Surat Ali yang menyatakan akan menemuinya diterima Ana pada sore Jumat
ketika ia sedang menyiram bunga mawar yang tumbuh di halaman rumahnya. Sehabis
membaca surat Ali yang diantar tukang pos tersebut, Ana merasakan suatu
keyakinan bahwa cinta tulusnya Ali kepadanya sama seperti cinta tulusnya dia
kepada Ali. ”Sebagai tanda aku sangat
mencintai you Li, aku akan ....beda di matamu Li nanti pada hari Minggu menyambut kedatangan you”, gumam Ana sambil
melipat surat Ali dan menympannya ke dalam rak buku tempat kumpulan surat-surat
Ali yang pernah diterimanya.
Ali yang tidak ingin mengecewakan Ana sesuai janjinya akan bertamu kerumah
Ana pada hari Minggu sebagaimana isi suratnya, sore Sabtu sehabis pulang
sekolah Ali minta izin kepada ibu kostnya untuk pulang kampung menemui orang
tuanya. Sore Sabtu itu Ali pulang dengan kendaraan sendiri. Setibanya di kota
Kandangan Ali langsung meneruskan perjalanan menuju kampungnya. Menjelang
Magrib Ali sudah berada di rumah orang tuanya.

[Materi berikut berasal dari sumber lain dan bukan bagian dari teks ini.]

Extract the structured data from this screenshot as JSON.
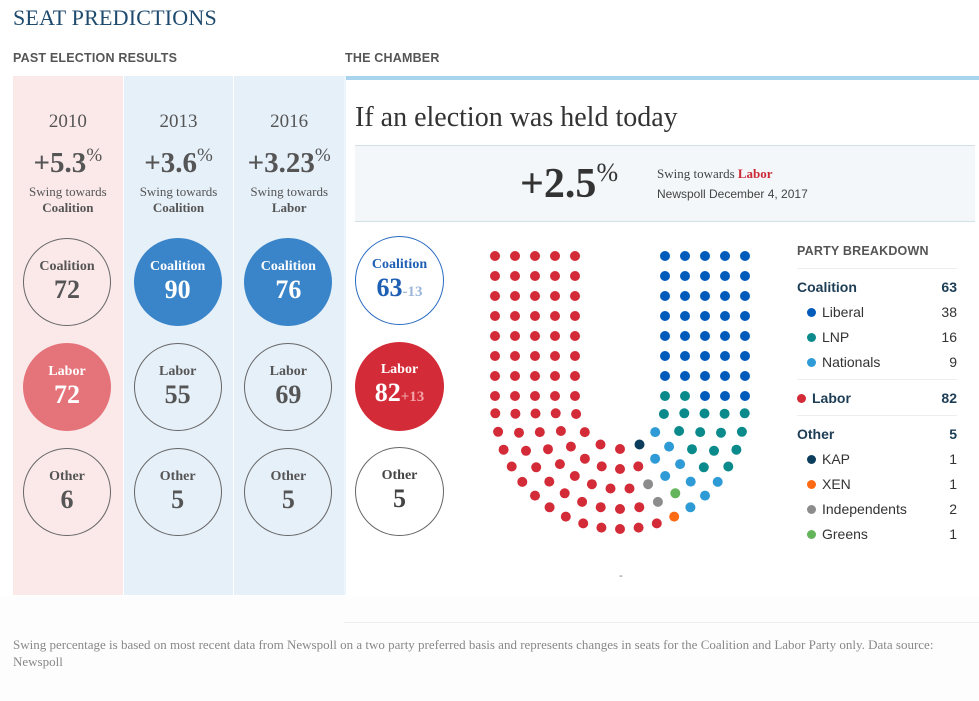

Sehabis makan malam bersama kedua orang tuanya, ibu Ali berceritera tentang
telah melakukan hubungan dengan keluarga Ana dalam rangka ingin mengikat
hubungan nya dengan Ana dalam ikatan pertunangan. Ali yang sebelumnya sudah
banyak mengetahui dalam suratnya Ana dengan tenang mendengarkan ceritera
ibunya, hanya kadang menimpalinya dengan pertanyaan. Kesimpulannya dalam
pertemuan terakhir kedua keluarga mereka telah tercapai kesepakatan.
Memang menurut abahnya Ali, sempat terjadi ada sesuatu yang menjadi pertanyaan
bagi kedua orang tuanya. Usulan dari keluarga Ana yang meminta uang mahar dalam
jumlah yang diatas keumuman saat itu, sempat membuat timbulnya penafsiran
apakah merupakan penolakan secara halus. Tetapi karena menurut utusan keluarga
Ali, usulan itu bukan dari keluarga dekat Ana, apalagi mengingat kenyataan sudah
lama terjalinnya cinta antara Ali dan Ana, serta penerimaan ibunya Ana yang
selalu baik terhadap Ali, maka masalah usulan tersebut tetap akan dipenuhi oleh
keluarganya. Masalah terakhir ini memang tidak ada tersirat dalam suratnya Ana
kepada Ali minggu yang lalu
Pagi Minggu seperti kebiasaannya Ana setelah melaksanakan segala kegiatan
rutinitasnya, sesuai janjinya ia akan menyambut kedatangan Ali beda seperti
biasa. Walaupun Ali tidak menyebut dalam suratnya akan datang pukul berapa, Ana
yakin saja kalau Ali tidak akan mengecewakannya. Ana juga tidak memberitahukan
kepada ibunya kalau hari itu Ali akan datang menamu ke rumah mereka.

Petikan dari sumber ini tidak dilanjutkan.